We don’t know if there are more or not. What we do know is that we've been doomed to play in the street.
Nowadays there's almost no cultural programming at public libraries. Music schools are too expensive, so there's no more work for music teachers, and it's impossible now to make a show in theaters without losing money. People can’t pay a ticket over five or six euros, so it's impossible for the theater companies to survive. The government has forgotten what public cultural services are. Anyone dedicated to culture or art nowadays feels economically and politically harassed. Sometimes the street is the only way for an artist in Spain to survive.
When you did your audition for your permit, what did the city officials say to you guys after the song?
They said we were very explicit with our lyrics and reminded us that this authorization is only for the central district, that if we didn’t pass we could keep playing in other parts of the city. They were pleasant with us.
How long after the audition before you found out you got a permit?
The results were published two weeks later. We were very surprised with the results. After coming to the casting with prohibited elements such as amplifiers and percussion and criticizing the process and the mayor, we still managed to pass. But we know of several professional musicians who didn’t pass, including a singer that the city council hired last year for the San Isidro celebrations in Plaza Mayor.
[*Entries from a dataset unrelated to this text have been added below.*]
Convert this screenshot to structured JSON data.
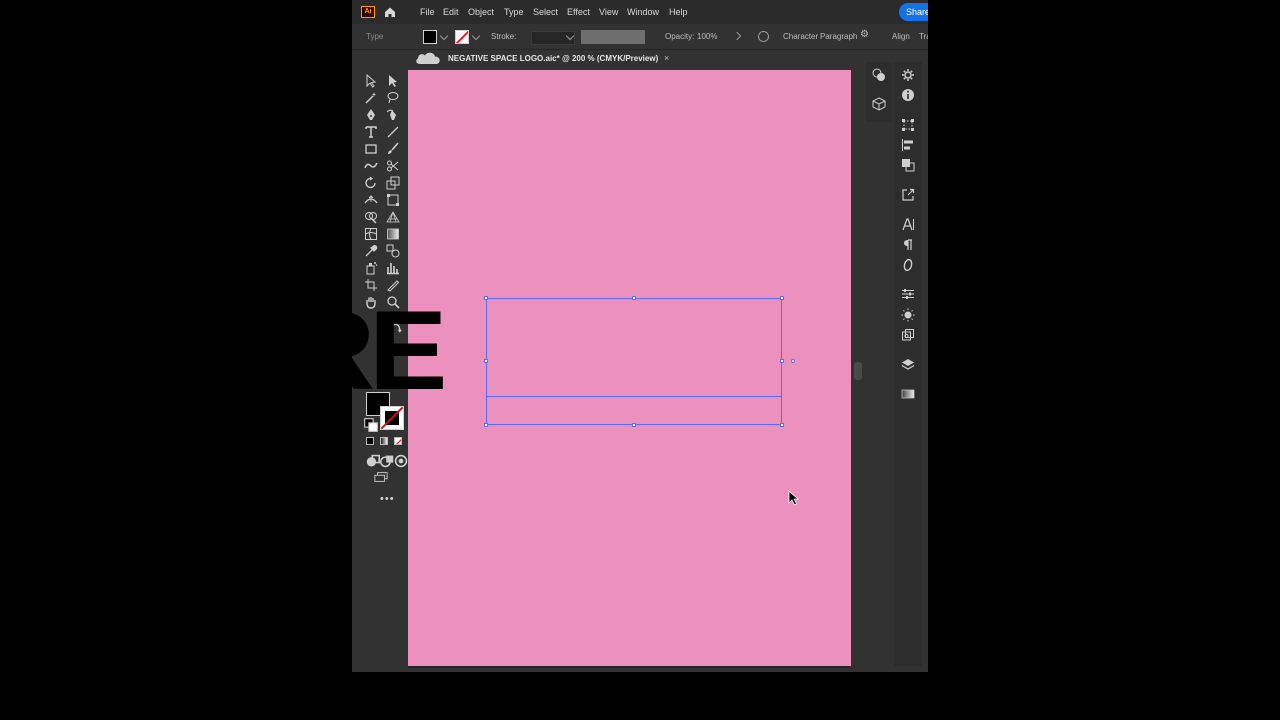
{
  "app": {
    "logo": "Ai",
    "menu": [
      "File",
      "Edit",
      "Object",
      "Type",
      "Select",
      "Effect",
      "View",
      "Window",
      "Help"
    ],
    "share_label": "Share"
  },
  "control_bar": {
    "selection_type": "Type",
    "stroke_label": "Stroke:",
    "opacity_label": "Opacity:",
    "opacity_value": "100%",
    "character_label": "Character",
    "paragraph_label": "Paragraph",
    "align_label": "Align",
    "transform_label": "Tra"
  },
  "document_tab": {
    "title": "NEGATIVE SPACE LOGO.aic* @ 200 % (CMYK/Preview)",
    "close_glyph": "×"
  },
  "artboard": {
    "background_color": "#ec90bd",
    "text": "YORE",
    "text_color": "#000000"
  },
  "toolbar": {
    "fill_color": "#000000",
    "stroke_color": "none",
    "more_glyph": "•••"
  }
}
The auditions were a masquerade. They only want to have control over the people who play music and have the legal tools to decide how many people can play. That's why we reject the authorization. We don’t want to be an accomplice to this process. If a policeman comes we’ll have to leave and hope they don’t fine us, just like the rest of the musicians who didn’t get the license or like the hundreds of musicians who didn’t even try to get it because they are in disagreement with it.
Are you surprised at how popular your audition video has been on YouTube?
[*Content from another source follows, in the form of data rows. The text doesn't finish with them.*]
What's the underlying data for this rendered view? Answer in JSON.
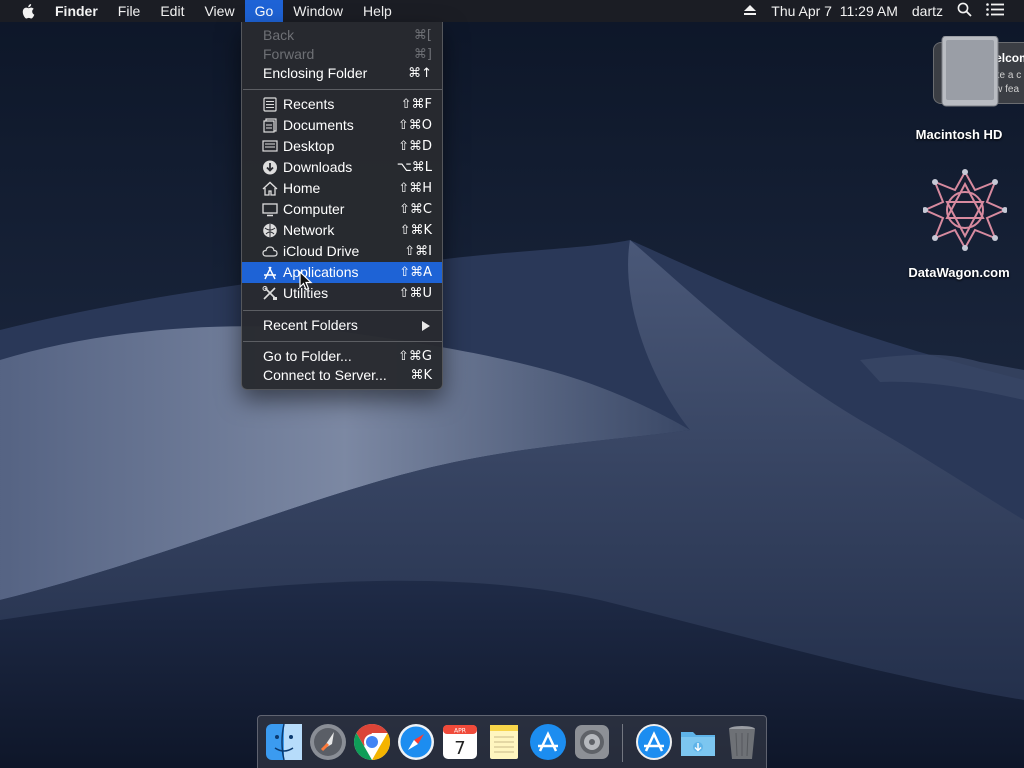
{
  "menubar": {
    "app_name": "Finder",
    "menus": [
      "File",
      "Edit",
      "View",
      "Go",
      "Window",
      "Help"
    ],
    "active_menu": "Go",
    "status": {
      "datetime": "Thu Apr 7  11:29 AM",
      "user": "dartz"
    },
    "icons": [
      "apple-icon",
      "eject-icon",
      "spotlight-search-icon",
      "notification-center-icon"
    ]
  },
  "go_menu": {
    "items": [
      {
        "label": "Back",
        "shortcut": "⌘[",
        "disabled": true
      },
      {
        "label": "Forward",
        "shortcut": "⌘]",
        "disabled": true
      },
      {
        "label": "Enclosing Folder",
        "shortcut": "⌘↑"
      },
      {
        "label": "Recents",
        "shortcut": "⇧⌘F",
        "icon": "recents-icon"
      },
      {
        "label": "Documents",
        "shortcut": "⇧⌘O",
        "icon": "documents-icon"
      },
      {
        "label": "Desktop",
        "shortcut": "⇧⌘D",
        "icon": "desktop-icon"
      },
      {
        "label": "Downloads",
        "shortcut": "⌥⌘L",
        "icon": "downloads-icon"
      },
      {
        "label": "Home",
        "shortcut": "⇧⌘H",
        "icon": "home-icon"
      },
      {
        "label": "Computer",
        "shortcut": "⇧⌘C",
        "icon": "computer-icon"
      },
      {
        "label": "Network",
        "shortcut": "⇧⌘K",
        "icon": "network-icon"
      },
      {
        "label": "iCloud Drive",
        "shortcut": "⇧⌘I",
        "icon": "icloud-icon"
      },
      {
        "label": "Applications",
        "shortcut": "⇧⌘A",
        "icon": "applications-icon",
        "highlighted": true
      },
      {
        "label": "Utilities",
        "shortcut": "⇧⌘U",
        "icon": "utilities-icon"
      },
      {
        "label": "Recent Folders",
        "submenu": true
      },
      {
        "label": "Go to Folder...",
        "shortcut": "⇧⌘G"
      },
      {
        "label": "Connect to Server...",
        "shortcut": "⌘K"
      }
    ]
  },
  "desktop": {
    "icons": [
      {
        "label": "Macintosh HD",
        "icon": "hard-drive-icon"
      },
      {
        "label": "DataWagon.com",
        "icon": "datawagon-icon"
      }
    ]
  },
  "notification": {
    "title": "Welcom",
    "body_line1": "Take a c",
    "body_line2": "new fea"
  },
  "dock": {
    "apps": [
      "finder-icon",
      "launchpad-icon",
      "chrome-icon",
      "safari-icon",
      "calendar-icon",
      "notes-icon",
      "app-store-icon",
      "system-preferences-icon",
      "applications-folder-icon",
      "downloads-folder-icon",
      "trash-icon"
    ],
    "calendar": {
      "month": "APR",
      "day": "7"
    }
  },
  "colors": {
    "highlight": "#1e63d6",
    "menu_bg": "#28292f",
    "menubar_bg": "#1c1e24"
  }
}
When we put the video online we figured most of our musician friends in Madrid would like it and share it, but we didn’t think it was going to be so popular throughout the country or around the world. We've had some offers to play in street music festivals and pubs since. When we played in the street in Madrid after we put up the video, some recognized us from it but most of the people there were tourists and didn’t know our background. We made more or less the same amount of money as before.
Have you noticed a difference in the street performing culture around the city since the new rule?
We are still waiting for the city council to get in contact with the musicians who passed the audition. They said that they were going to give the authorizations before Christmas so musicians could play for the tourists, but that didn't happen. Right now, it's prohibited for anyone to play until the authorizations are given, so the only difference has been that very few musicians have gone to play in the street since the auditions took place. Let’s see what happens.
This interview has been edited and condensed.